Organising the Provision
What do I mean by ‘Organising the Provision’? As our data can be complex, we need to look at how and when we provide the data. I would like to consider the following:
- Live reporting
- Scheduled reporting from the Live database
- Data Store
- Data Warehouse
- Other systems
This means asking the database for data and then displaying the results - a simple configuration, but has a down side. Each person requesting the report enforces the system to do all the processing each time the report is generated. All the queries and filters use the system’s memory and processor time. This use of resources means that the system may be starved of resources for short periods of time causing main software to “hiccup”.

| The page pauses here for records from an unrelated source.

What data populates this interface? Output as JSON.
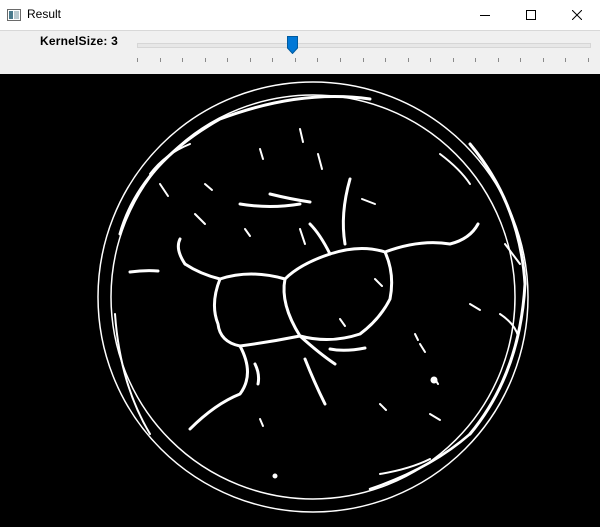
{
  "window": {
    "title": "Result",
    "icon": "opencv-window-icon"
  },
  "trackbar": {
    "label": "KernelSize: 3",
    "value": 3,
    "min": 0,
    "max": 20
  },
  "image": {
    "description_icon": "binary-edge-image",
    "background_color": "#000000",
    "foreground_color": "#ffffff"
  }
}
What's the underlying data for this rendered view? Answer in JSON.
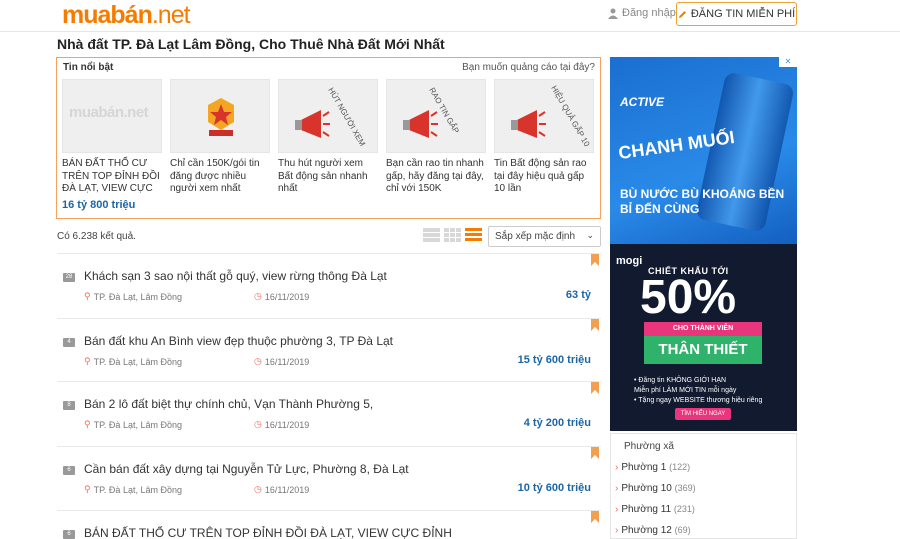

Scheduled Reporting from Live
This is a specific time when the report is generated and ether emailed or stored on a shared file/web location. Alternatively, if a report is generated, then a cached version is created which lasts for a specific time, and any more requests get a copy of the original rather than making a Live query. Scheduling can mean that processing is kept to a minimum and so the host system has less impact.
My concept of a Data Store is a repository of data collected from various places. The data has had much of the recombining (de-normalising) completed whilst copying the original data. It is easier, and much quicker to create and process reports. The processing of data is scheduled, usually overnight. In general calculations, the filters are not applied to the data store and are completed by the reporting tool.
A data warehouse, like a data store, is a processed repository for data. Whilst the data store is designed to simplify the data from the original databases, the data warehouse is designed with ‘reports’ in mind. If you want to report on attendance by department, you can create tables that hold the departments and the number of marks of each type for each class, for each day.
SSIS: SQL Server Integration Services
This was designed for reporting using pivot tables. It is a highly efficient method of delivering calculated data. As virtually all the calculations are pre-processed, producing good quality accurate reports is very fast, although a large data storage facility is required.
There are so many other methods of provisioning data for reporting. I will just mention our integration engine - System Integration Manager (SIM). SIM has the facility to manage the processing of data, such as executing a store procedure on a schedule. This data can then be pushed to a place where the results can be reported on - for instance a nightly export of students’ attendance rates by student/week/module to an excel spreadsheet every night.